Subvert- Live within the system, but do not accept the values it has established. Regularly take the time to challenge the beliefs of the organization in closed-door meetings and side conversations. Be careful, this approach more often ends up being an exercise in gossip and bitter complaints than being an effective program for change.

Break- Invest energy to sustain conscious denial of certain values and take steps to remove yourself from the inner workings of the organization. This move not only requires significant effort, it also paradoxically needs the most acceptance from the organization. The subversive and the assimilated have the luxury of not being seen, but those who break with the Norm must live in view of its judgement.

 

Clap for Me (v.2)

There’s nothing wrong about recognizing hard work and celebrating success. Teams that withhold praise are hard to work with.
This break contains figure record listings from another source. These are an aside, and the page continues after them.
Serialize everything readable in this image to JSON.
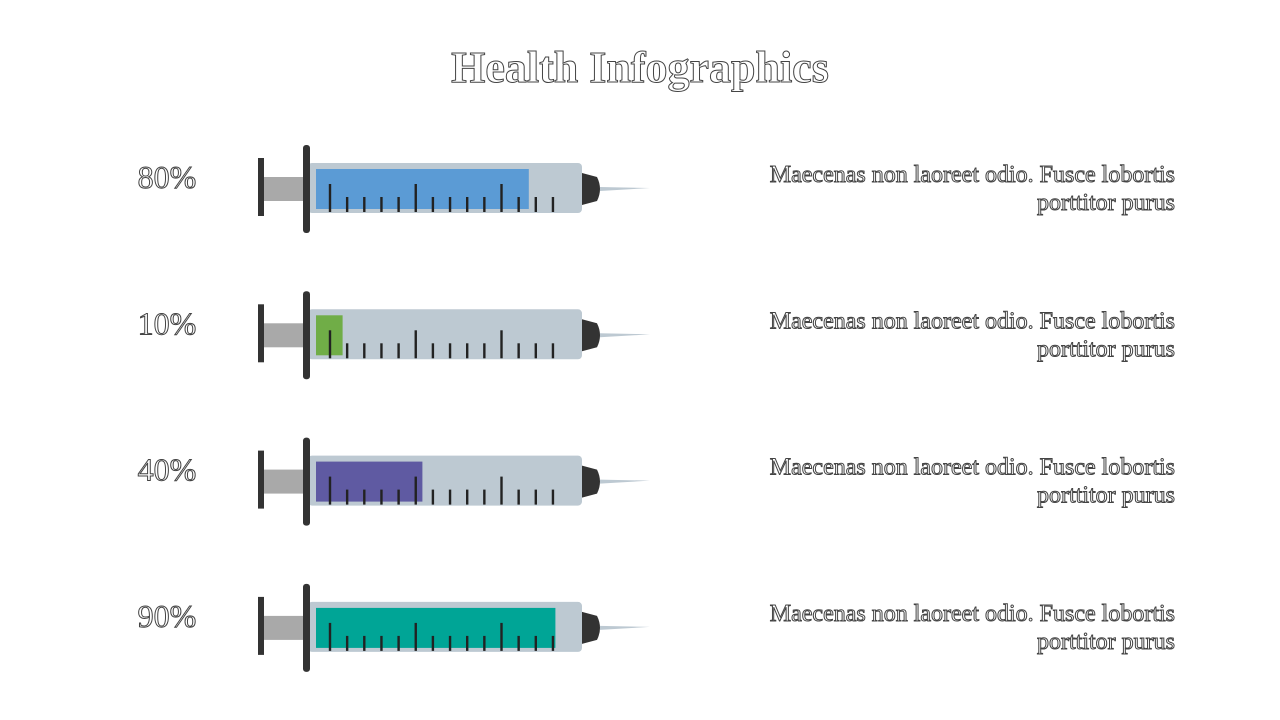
{
  "chart_data": {
    "type": "syringe",
    "title": "Health Infographics",
    "values": [
      80,
      10,
      40,
      90
    ],
    "value_labels": [
      "80%",
      "10%",
      "40%",
      "90%"
    ],
    "colors": [
      "#5b9bd5",
      "#70ad47",
      "#5f5aa2",
      "#00a596"
    ],
    "xlim": [
      0,
      100
    ],
    "annotations": [
      [
        "Maecenas non laoreet odio. Fusce lobortis",
        "porttitor purus"
      ],
      [
        "Maecenas non laoreet odio. Fusce lobortis",
        "porttitor purus"
      ],
      [
        "Maecenas non laoreet odio. Fusce lobortis",
        "porttitor purus"
      ],
      [
        "Maecenas non laoreet odio. Fusce lobortis",
        "porttitor purus"
      ]
    ]
  }
}
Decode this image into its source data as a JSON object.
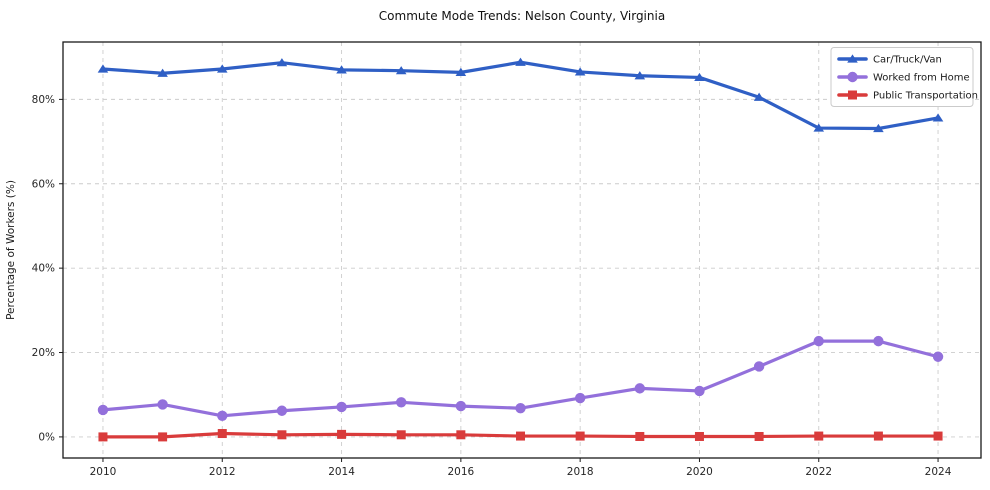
{
  "figure": {
    "background": "#ffffff"
  },
  "chart_data": {
    "type": "line",
    "title": "Commute Mode Trends: Nelson County, Virginia",
    "xlabel": "",
    "ylabel": "Percentage of Workers (%)",
    "x": [
      2010,
      2011,
      2012,
      2013,
      2014,
      2015,
      2016,
      2017,
      2018,
      2019,
      2020,
      2021,
      2022,
      2023,
      2024
    ],
    "series": [
      {
        "name": "Car/Truck/Van",
        "color": "#2f5fc5",
        "marker": "triangle",
        "values": [
          87.2,
          86.2,
          87.2,
          88.7,
          87.0,
          86.8,
          86.4,
          88.8,
          86.5,
          85.6,
          85.2,
          80.5,
          73.2,
          73.1,
          75.6
        ]
      },
      {
        "name": "Worked from Home",
        "color": "#9370db",
        "marker": "circle",
        "values": [
          6.4,
          7.7,
          5.0,
          6.2,
          7.1,
          8.2,
          7.3,
          6.8,
          9.2,
          11.5,
          10.9,
          16.7,
          22.7,
          22.7,
          19.0
        ]
      },
      {
        "name": "Public Transportation",
        "color": "#d93b3b",
        "marker": "square",
        "values": [
          0.0,
          0.0,
          0.8,
          0.5,
          0.6,
          0.5,
          0.5,
          0.2,
          0.2,
          0.1,
          0.1,
          0.1,
          0.2,
          0.2,
          0.2
        ]
      }
    ],
    "x_ticks": [
      2010,
      2012,
      2014,
      2016,
      2018,
      2020,
      2022,
      2024
    ],
    "x_tick_labels": [
      "2010",
      "2012",
      "2014",
      "2016",
      "2018",
      "2020",
      "2022",
      "2024"
    ],
    "y_ticks": [
      0,
      20,
      40,
      60,
      80
    ],
    "y_tick_labels": [
      "0%",
      "20%",
      "40%",
      "60%",
      "80%"
    ],
    "xlim": [
      2009.33,
      2024.72
    ],
    "ylim": [
      -5.0,
      93.6
    ],
    "grid": true,
    "grid_style": "dashed",
    "legend_position": "upper right"
  },
  "style": {
    "grid_color": "#cccccc",
    "frame_color": "#1a1a1a",
    "legend_bg": "#ffffff",
    "legend_border": "#cbcbcb",
    "line_width": 3.2,
    "accent_blue": "#2f5fc5",
    "accent_purple": "#9370db",
    "accent_red": "#d93b3b"
  }
}
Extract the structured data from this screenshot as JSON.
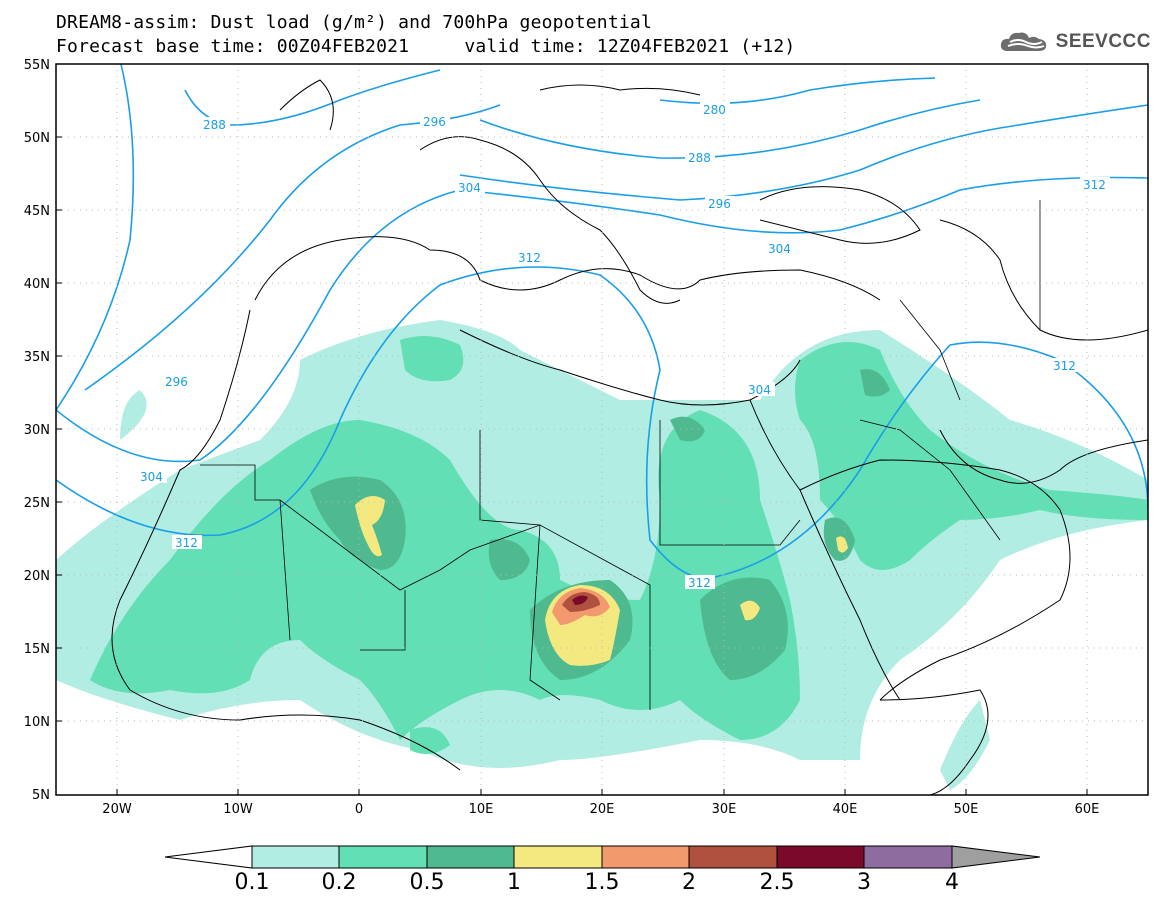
{
  "title_line1": "DREAM8-assim: Dust load (g/m²) and 700hPa geopotential",
  "title_line2": "Forecast base time: 00Z04FEB2021     valid time: 12Z04FEB2021 (+12)",
  "brand": "SEEVCCC",
  "axes": {
    "lat_labels": [
      "55N",
      "50N",
      "45N",
      "40N",
      "35N",
      "30N",
      "25N",
      "20N",
      "15N",
      "10N",
      "5N"
    ],
    "lon_labels": [
      "20W",
      "10W",
      "0",
      "10E",
      "20E",
      "30E",
      "40E",
      "50E",
      "60E"
    ]
  },
  "contours": {
    "labels": [
      "288",
      "296",
      "304",
      "312",
      "280",
      "288",
      "296",
      "304",
      "312",
      "304",
      "312",
      "296",
      "304",
      "312"
    ]
  },
  "colorbar": {
    "ticks": [
      "0.1",
      "0.2",
      "0.5",
      "1",
      "1.5",
      "2",
      "2.5",
      "3",
      "4"
    ],
    "colors": [
      "#ffffff",
      "#b2ede3",
      "#62dfb4",
      "#4fb98f",
      "#f4e881",
      "#f29a6d",
      "#b0503e",
      "#7b0a2a",
      "#8e6ca0",
      "#9f9f9f"
    ]
  }
}
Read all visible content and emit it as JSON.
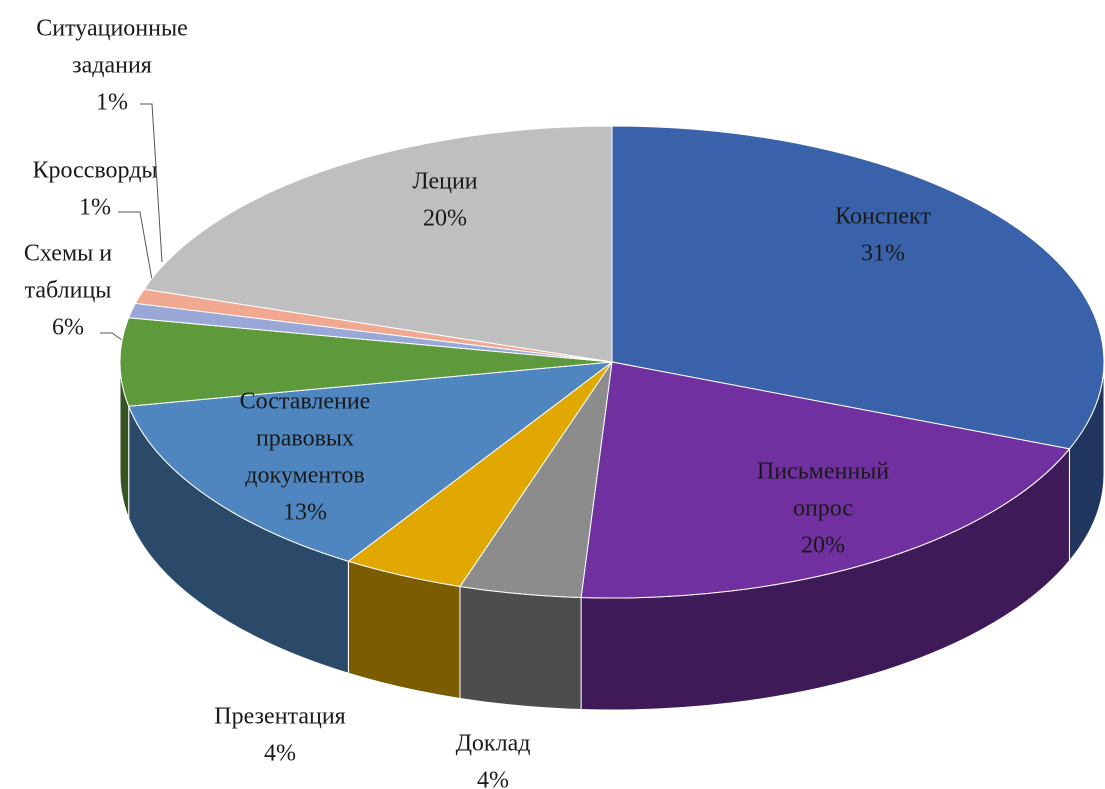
{
  "chart_data": {
    "type": "pie3d",
    "categories": [
      [
        "Конспект"
      ],
      [
        "Письменный",
        "опрос"
      ],
      [
        "Доклад"
      ],
      [
        "Презентация"
      ],
      [
        "Составление",
        "правовых",
        "документов"
      ],
      [
        "Схемы и",
        "таблицы"
      ],
      [
        "Кроссворды"
      ],
      [
        "Ситуационные",
        "задания"
      ],
      [
        "Леции"
      ]
    ],
    "values": [
      31,
      20,
      4,
      4,
      13,
      6,
      1,
      1,
      20
    ],
    "value_labels": [
      "31%",
      "20%",
      "4%",
      "4%",
      "13%",
      "6%",
      "1%",
      "1%",
      "20%"
    ],
    "colors": [
      "#3a62ab",
      "#7030a0",
      "#8c8c8c",
      "#e0a800",
      "#4f86c0",
      "#5e9a3c",
      "#9aa8d8",
      "#f0a890",
      "#bfbfbf"
    ]
  }
}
However, I often feel that there is something disingenuous about leader-led mandatory cheerleading.

I can think of a few explanations for why leaders mandate cheerleading for coworkers:

  1.  You think your team is gullible and you want to pay them with pats on the back and applause from their peers.
  2. You think your team is emotionally needy.
  3. You don’t know what success is, so you reward completion

First Example: A team has executed a really successful action plan and presents their findings to their leader. Their leader asks the team to clap for themselves and then get back to work.

For 1: You need to get real. An encouraging atmosphere is great, but group applause doesn’t last. What’s worse, employees usually know what you are doing and act to that effect. You run the risk of reinforcing externality and fame-seeking, and diluting success with simplicity. A team focused on externality tries to predict and satisfy leader whims, not meet outcomes.

For 2: Even if your team is needy, their desire for cheerleading doesn’t make it any less demeaning when you comply. Reality being reality, you might have to cheer for a demoralized, needy team. While you can’t take personal responsibility for their maturity, you can craft a culture that reinforces or challenges their dependence on cheering. 

At it’s heart, the first two reasons of corporate cheerleading seem to echo belief in the inferiority of the masses. That belief might manifest itself cynically (see 1.), pseudo-empathetically (see 2.), or finally in complicit ignorance where one carries on the traditions of the past.

For 3: Take this example: You’ve just had a tenured employee present on a long-standing problem their unit is facing, concluding with their recommendation to solve it by keeping present course, afterwards the executive of the department stands up and asks the department to applaud the presenter.

If you’re here and you know you’re doing this. Stop it. Talk to your peers and leaders about what goals are worth celebrating if you need perspective. You might decide that the effort to present is worth celebrating, but don’t let your team confuse cheerleading for presentation skills for your recognition of successes.